Keywords: Electrocardiography, P-wave dispersion, pemphigus vulgaris
How to cite this article: Namazi N, Ariaeenejad S, Azad ME, Pishgahi M. Risk of atrial fibrillation in pemphigus vulgaris. Indian J Dermatol 2022;67:639-44 |
How to cite this URL: Namazi N, Ariaeenejad S, Azad ME, Pishgahi M. Risk of atrial fibrillation in pemphigus vulgaris. Indian J Dermatol [serial online] 2022 [cited 2023 Mar 23];67:639-44. Available from: https://www.e-ijd.org/text.asp?2022/67/6/639/370341 |
Introduction | |  |
Pemphigus vulgaris (PV) is a potentially fatal autoimmune blistering disease characterized by autoantibodies targeting desmoglein 3 and to a lesser extent, desmoglein 1, which are engaged in the intercellular junction of keratinocytes.[1] PV is characterized by thin-walled, flaccid bullae that appear on mucous membranes and/or skin evolving into painful non-healing erosions. The mean incidence of the disease varies by geographic location and different ethnic groups and is 0.67-1.6/100,000/year for the overall population in Iran.[2],[3]

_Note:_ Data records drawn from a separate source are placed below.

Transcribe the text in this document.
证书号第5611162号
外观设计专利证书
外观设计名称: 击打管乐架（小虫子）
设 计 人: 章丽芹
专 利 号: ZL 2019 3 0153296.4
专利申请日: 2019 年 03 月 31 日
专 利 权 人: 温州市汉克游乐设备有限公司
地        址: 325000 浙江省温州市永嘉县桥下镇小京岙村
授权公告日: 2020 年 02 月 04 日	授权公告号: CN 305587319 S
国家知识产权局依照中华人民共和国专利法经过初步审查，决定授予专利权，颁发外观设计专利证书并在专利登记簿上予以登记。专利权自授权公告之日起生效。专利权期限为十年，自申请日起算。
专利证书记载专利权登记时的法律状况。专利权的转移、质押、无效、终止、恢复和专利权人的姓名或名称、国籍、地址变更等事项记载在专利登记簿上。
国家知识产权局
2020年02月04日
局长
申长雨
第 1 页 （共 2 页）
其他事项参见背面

Although the prognosis of the condition has considerably improved after the introduction of glucocorticoids and immunosuppressive therapy, some population-based studies revealed that the mortality rate among PV patients is higher than that of the general population. Systemic and respiratory tract infections, cardiovascular diseases (CVDs) and peptic ulcer disease are the main causes of death in these patients.[4],[5] Some investigations have evaluated the risk factors for overall mortality in patients with PV and showed that coronary heart disease and cardiac arrhythmia have a statistically significant association with mortality in PV patients.[6]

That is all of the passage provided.